Science:Math Exam Resources/Courses/MATH104/December 2014/Question 06

The necessary condition for ${\displaystyle f}$ to have an inflection point is that there exists a ${\displaystyle c}$ in ${\displaystyle (0,\infty )}$ so that ${\displaystyle f''(c)=0}$. A sufficient condition for ${\displaystyle f}$ to have an inflection point is that ${\displaystyle f''}$ changes signs at ${\displaystyle c}$.

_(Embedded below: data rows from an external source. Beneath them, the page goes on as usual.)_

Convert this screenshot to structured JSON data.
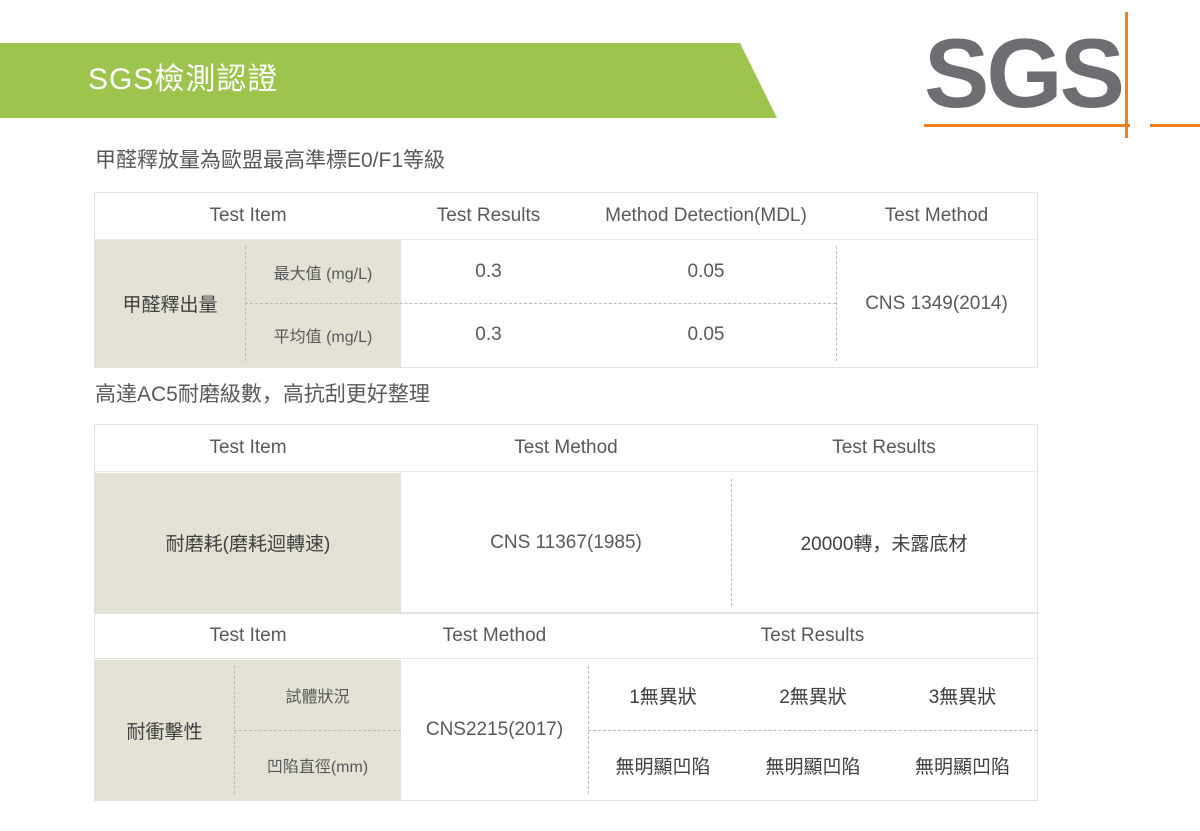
{
  "header": {
    "banner_title": "SGS檢測認證",
    "logo_text": "SGS",
    "banner_color": "#9dc44d",
    "logo_color": "#6d6e71",
    "accent_color": "#ef8022"
  },
  "sections": [
    {
      "caption": "甲醛釋放量為歐盟最高準標E0/F1等級",
      "table": {
        "headers": [
          "Test Item",
          "Test Results",
          "Method Detection(MDL)",
          "Test Method"
        ],
        "row_group_label": "甲醛釋出量",
        "subrows": [
          {
            "sub_label": "最大值 (mg/L)",
            "test_results": "0.3",
            "mdl": "0.05"
          },
          {
            "sub_label": "平均值 (mg/L)",
            "test_results": "0.3",
            "mdl": "0.05"
          }
        ],
        "test_method": "CNS 1349(2014)"
      }
    },
    {
      "caption": "高達AC5耐磨級數，高抗刮更好整理",
      "table": {
        "headers": [
          "Test Item",
          "Test Method",
          "Test Results"
        ],
        "test_item": "耐磨耗(磨耗迴轉速)",
        "test_method": "CNS 11367(1985)",
        "test_results": "20000轉，未露底材"
      }
    },
    {
      "caption": "",
      "table": {
        "headers": [
          "Test Item",
          "Test Method",
          "Test Results"
        ],
        "row_group_label": "耐衝擊性",
        "subrows": [
          {
            "sub_label": "試體狀況",
            "results": [
              "1無異狀",
              "2無異狀",
              "3無異狀"
            ]
          },
          {
            "sub_label": "凹陷直徑(mm)",
            "results": [
              "無明顯凹陷",
              "無明顯凹陷",
              "無明顯凹陷"
            ]
          }
        ],
        "test_method": "CNS2215(2017)"
      }
    }
  ],
  "colors": {
    "beige_cell": "#e4e2d4",
    "border": "#e2e2e2",
    "text": "#58595b"
  }
}
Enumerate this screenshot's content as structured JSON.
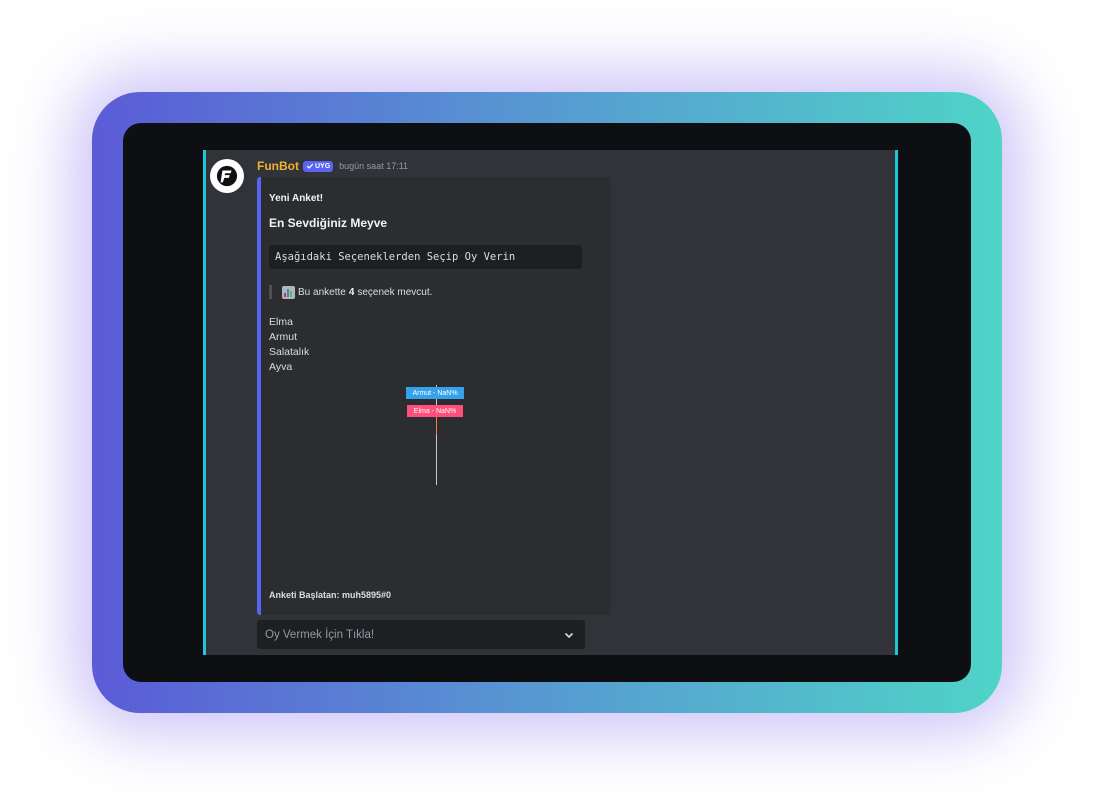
{
  "message": {
    "username": "FunBot",
    "badge": "UYG",
    "timestamp": "bugün saat 17:11"
  },
  "embed": {
    "author": "Yeni Anket!",
    "title": "En Sevdiğiniz Meyve",
    "code": "Aşağıdaki Seçeneklerden Seçip Oy Verin",
    "quote_prefix": "Bu ankette",
    "quote_count": "4",
    "quote_suffix": "seçenek mevcut.",
    "options": [
      "Elma",
      "Armut",
      "Salatalık",
      "Ayva"
    ],
    "chart_labels": {
      "armut": "Armut - NaN%",
      "elma": "Elma - NaN%"
    },
    "footer": "Anketi Başlatan: muh5895#0",
    "colors": {
      "accent": "#5865f2",
      "armut": "#36a2eb",
      "elma": "#ff4f7b"
    }
  },
  "select": {
    "placeholder": "Oy Vermek İçin Tıkla!",
    "icon": "chevron-down-icon"
  }
}
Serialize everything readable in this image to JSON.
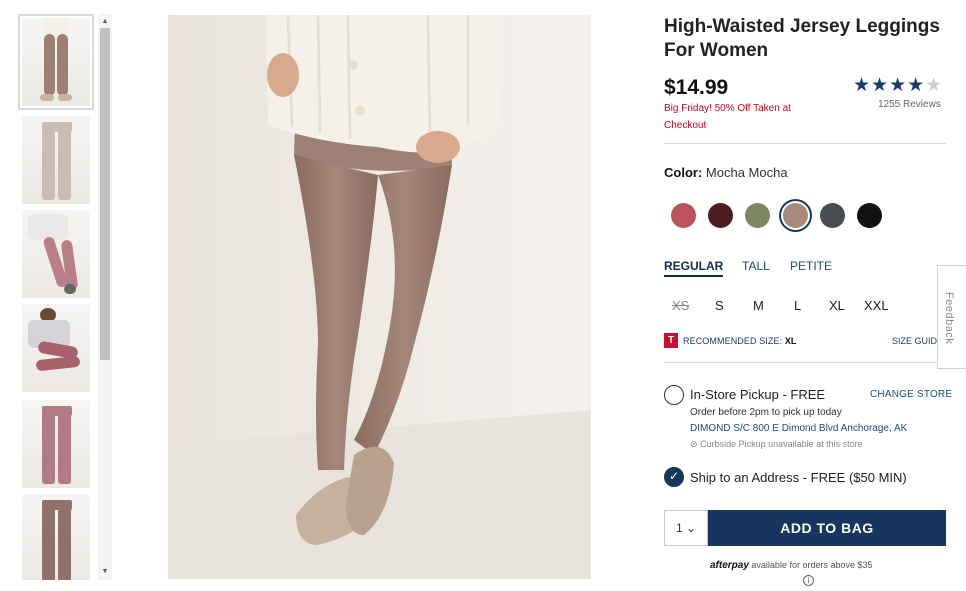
{
  "product": {
    "title": "High-Waisted Jersey Leggings For Women",
    "price": "$14.99",
    "promo": "Big Friday! 50% Off Taken at Checkout",
    "rating": 4,
    "rating_max": 5,
    "stars_text": "★★★★",
    "empty_star": "★",
    "reviews": "1255 Reviews"
  },
  "thumbnails": [
    {
      "label": "thumb-1-model-front",
      "selected": true
    },
    {
      "label": "thumb-2-flat-front",
      "selected": false
    },
    {
      "label": "thumb-3-model-side",
      "selected": false
    },
    {
      "label": "thumb-4-model-sweater",
      "selected": false
    },
    {
      "label": "thumb-5-flat-pink",
      "selected": false
    },
    {
      "label": "thumb-6-flat-mocha",
      "selected": false
    }
  ],
  "color": {
    "label": "Color:",
    "value": "Mocha Mocha",
    "swatches": [
      {
        "name": "rose",
        "hex": "#b9545a"
      },
      {
        "name": "burgundy",
        "hex": "#4d1d22"
      },
      {
        "name": "olive",
        "hex": "#7d8860"
      },
      {
        "name": "mocha",
        "hex": "#a88a7c",
        "selected": true
      },
      {
        "name": "charcoal",
        "hex": "#4a4c53"
      },
      {
        "name": "black",
        "hex": "#111111"
      }
    ]
  },
  "fits": [
    {
      "label": "REGULAR",
      "active": true
    },
    {
      "label": "TALL",
      "active": false
    },
    {
      "label": "PETITE",
      "active": false
    }
  ],
  "sizes": [
    {
      "label": "XS",
      "available": false
    },
    {
      "label": "S",
      "available": true
    },
    {
      "label": "M",
      "available": true
    },
    {
      "label": "L",
      "available": true
    },
    {
      "label": "XL",
      "available": true
    },
    {
      "label": "XXL",
      "available": true
    }
  ],
  "recommended": {
    "badge": "T",
    "label": "RECOMMENDED SIZE:",
    "size": "XL",
    "guide": "SIZE GUIDE"
  },
  "pickup": {
    "title": "In-Store Pickup - FREE",
    "change_store": "CHANGE STORE",
    "order_before": "Order before 2pm to pick up today",
    "store": "DIMOND S/C 800 E Dimond Blvd  Anchorage, AK",
    "curbside": "Curbside Pickup unavailable at this store",
    "curbside_icon": "⊘"
  },
  "ship": {
    "title": "Ship to an Address - FREE ($50 MIN)",
    "check": "✓"
  },
  "cart": {
    "qty": "1",
    "qty_arrow": "⌄",
    "add_label": "ADD TO BAG"
  },
  "afterpay": {
    "brand": "afterpay",
    "text": "available for orders above $35",
    "info": "i"
  },
  "feedback": "Feedback",
  "scroll": {
    "up": "▲",
    "down": "▼"
  }
}
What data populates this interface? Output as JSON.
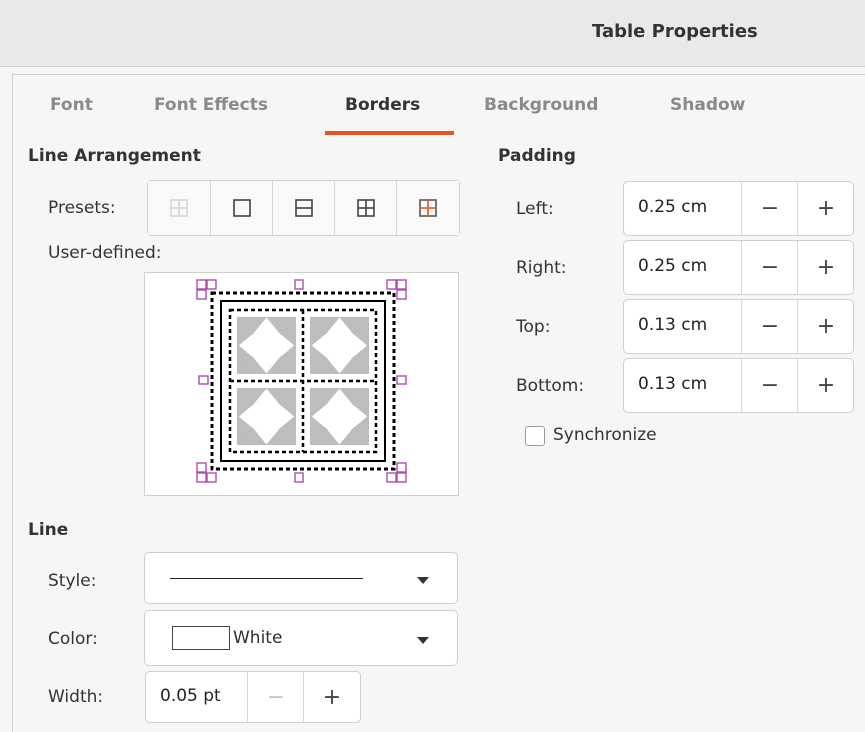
{
  "window": {
    "title": "Table Properties"
  },
  "tabs": [
    {
      "label": "Font",
      "active": false,
      "enabled": true
    },
    {
      "label": "Font Effects",
      "active": false,
      "enabled": true
    },
    {
      "label": "Borders",
      "active": true,
      "enabled": true
    },
    {
      "label": "Background",
      "active": false,
      "enabled": true
    },
    {
      "label": "Shadow",
      "active": false,
      "enabled": true
    }
  ],
  "accent_color": "#e95420",
  "line_arrangement": {
    "heading": "Line Arrangement",
    "presets_label": "Presets:",
    "presets": [
      {
        "icon": "no-borders-icon"
      },
      {
        "icon": "outer-border-only-icon"
      },
      {
        "icon": "outer-border-horizontal-lines-icon"
      },
      {
        "icon": "outer-border-all-inner-lines-icon"
      },
      {
        "icon": "outer-border-keep-inner-lines-icon"
      }
    ],
    "user_defined_label": "User-defined:"
  },
  "line": {
    "heading": "Line",
    "style_label": "Style:",
    "style_value": "solid",
    "color_label": "Color:",
    "color_value": "White",
    "color_swatch": "#ffffff",
    "width_label": "Width:",
    "width_value": "0.05 pt"
  },
  "padding": {
    "heading": "Padding",
    "left_label": "Left:",
    "left_value": "0.25 cm",
    "right_label": "Right:",
    "right_value": "0.25 cm",
    "top_label": "Top:",
    "top_value": "0.13 cm",
    "bottom_label": "Bottom:",
    "bottom_value": "0.13 cm",
    "minus_symbol": "−",
    "plus_symbol": "+",
    "synchronize_label": "Synchronize",
    "synchronize_checked": false
  }
}
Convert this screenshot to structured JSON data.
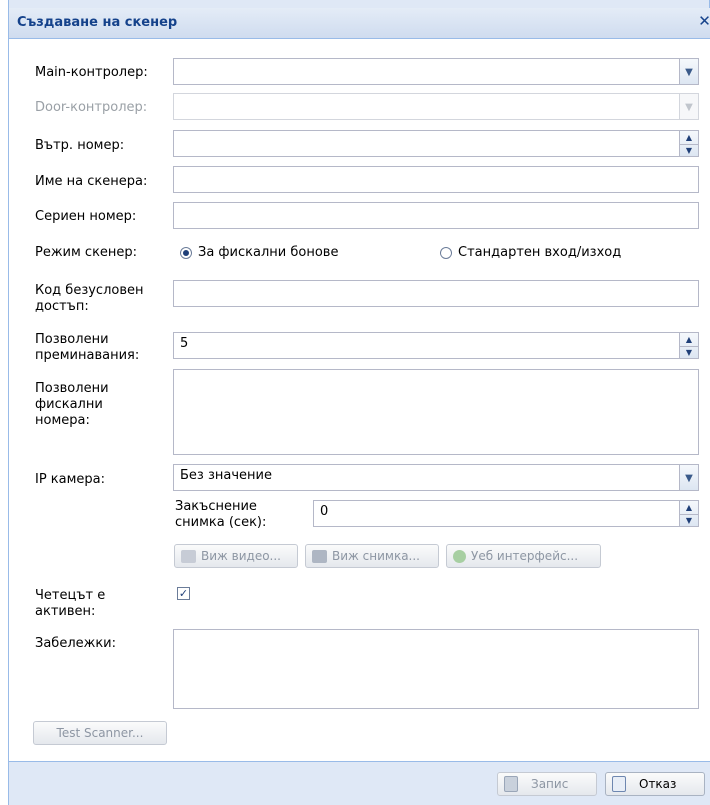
{
  "window": {
    "title": "Създаване на скенер",
    "close_glyph": "✕"
  },
  "labels": {
    "main_controller": "Main-контролер:",
    "door_controller": "Door-контролер:",
    "internal_number": "Вътр. номер:",
    "scanner_name": "Име на скенера:",
    "serial_number": "Сериен номер:",
    "scanner_mode": "Режим скенер:",
    "unconditional_code": "Код безусловен достъп:",
    "allowed_passes": "Позволени преминавания:",
    "allowed_fiscal": "Позволени фискални номера:",
    "ip_camera": "IP камера:",
    "snapshot_delay": "Закъснение снимка (сек):",
    "reader_active": "Четецът е активен:",
    "notes": "Забележки:"
  },
  "fields": {
    "main_controller": "",
    "door_controller": "",
    "internal_number": "",
    "scanner_name": "",
    "serial_number": "",
    "unconditional_code": "",
    "allowed_passes": "5",
    "allowed_fiscal": "",
    "ip_camera": "Без значение",
    "snapshot_delay": "0",
    "notes": ""
  },
  "scanner_mode_options": [
    {
      "label": "За фискални бонове",
      "selected": true
    },
    {
      "label": "Стандартен вход/изход",
      "selected": false
    }
  ],
  "reader_active_checked": true,
  "buttons": {
    "view_video": "Виж видео...",
    "view_snapshot": "Виж снимка...",
    "web_interface": "Уеб интерфейс...",
    "test_scanner": "Test Scanner...",
    "save": "Запис",
    "cancel": "Отказ"
  },
  "icons": {
    "combo_trigger": "chevron-down-icon",
    "spinner": "spinner-arrows-icon",
    "view_video": "user-video-icon",
    "view_snapshot": "camera-icon",
    "web_interface": "globe-icon",
    "save": "floppy-disk-icon",
    "cancel": "cancel-document-icon"
  },
  "colors": {
    "title_text": "#15428b",
    "frame": "#dfe8f6",
    "border": "#99bbe8"
  }
}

First, let us simplify the function ${\displaystyle \log _{(x+1)^{2}}(x+1)^{2014}}$. Using the change of base of logarithms formula given by

${\displaystyle \log _{d}(a)=\log _{d}(b)\log _{b}(a)}$.

Take ${\displaystyle d=e}$, ${\displaystyle b=(x+1)^{2}}$, and ${\displaystyle a=(x+1)^{2014}}$, we obtain that

${\displaystyle \log _{(x+1)^{2}}(x+1)^{2014}={\frac {\ln {(x+1)^{2014}}}{\ln {(x+1)^{2}}}}={\frac {2014\ln {(x+1)}}{2\ln(x+1)}}=1007}$

Thus

${\displaystyle f(x)={\frac {x^{4}}{12}}-{\frac {4(3^{-x})}{(\ln {3})^{2}}}+1007}$.

Now we take the first and second derivatives of ${\displaystyle f}$. Recall that if ${\displaystyle g(x)=3^{-x}}$, then ${\displaystyle g'(x)=-3^{-x}\ln {3}}$. Taking the first derivative of ${\displaystyle f}$, we get:

${\displaystyle f'(x)={\frac {4x^{3}}{12}}+{\frac {4(3^{-x})\ln {3}}{(\ln {3})^{2}}}={\frac {x^{3}}{3}}+{\frac {4(3^{-x})}{(\ln {3})}}}$.

Now, we take the second derivative of ${\displaystyle f}$ and find:

${\displaystyle f''(x)=x^{2}-{\frac {4(3^{-x})\ln {3}}{(\ln {3})}}=x^{2}-4(3^{-x})}$.

Remark next that ${\displaystyle f''(x)}$ is a continuous function of ${\displaystyle x}$ on the interval ${\displaystyle (0,\infty )}$, since both ${\displaystyle x^{2}}$ and ${\displaystyle 3^{-x}}$ are continuous functions of ${\displaystyle x}$ on ${\displaystyle (0,\infty )}$. Now we want to show that there exists a ${\displaystyle c\in (0,\infty )}$ so that ${\displaystyle f''(c)=0}$. Evaluate ${\displaystyle f''(0)}$ gives:

${\displaystyle f''(0)=0^{2}-4=-4<0}$.

Now evaluate ${\displaystyle f''(2)}$ to get:

${\displaystyle f''(2)=(2)^{2}-4(3^{-2})=2^{2}-{\frac {4}{9}}>0}$.

Since ${\displaystyle f''(x)}$ is continuous on ${\displaystyle (0,\infty )}$, and ${\displaystyle f''(0)<0}$ while ${\displaystyle f''(2)>0}$, by the Intermediate Value Theorem, there exists a point ${\displaystyle c\in (0,2)}$ so that ${\displaystyle f''(c)=0}$. We have already shown that there is a point to the left and to the right of c with different signs. So indeed the given function ${\displaystyle f}$ has an inflection point on ${\displaystyle (0,\infty )}$.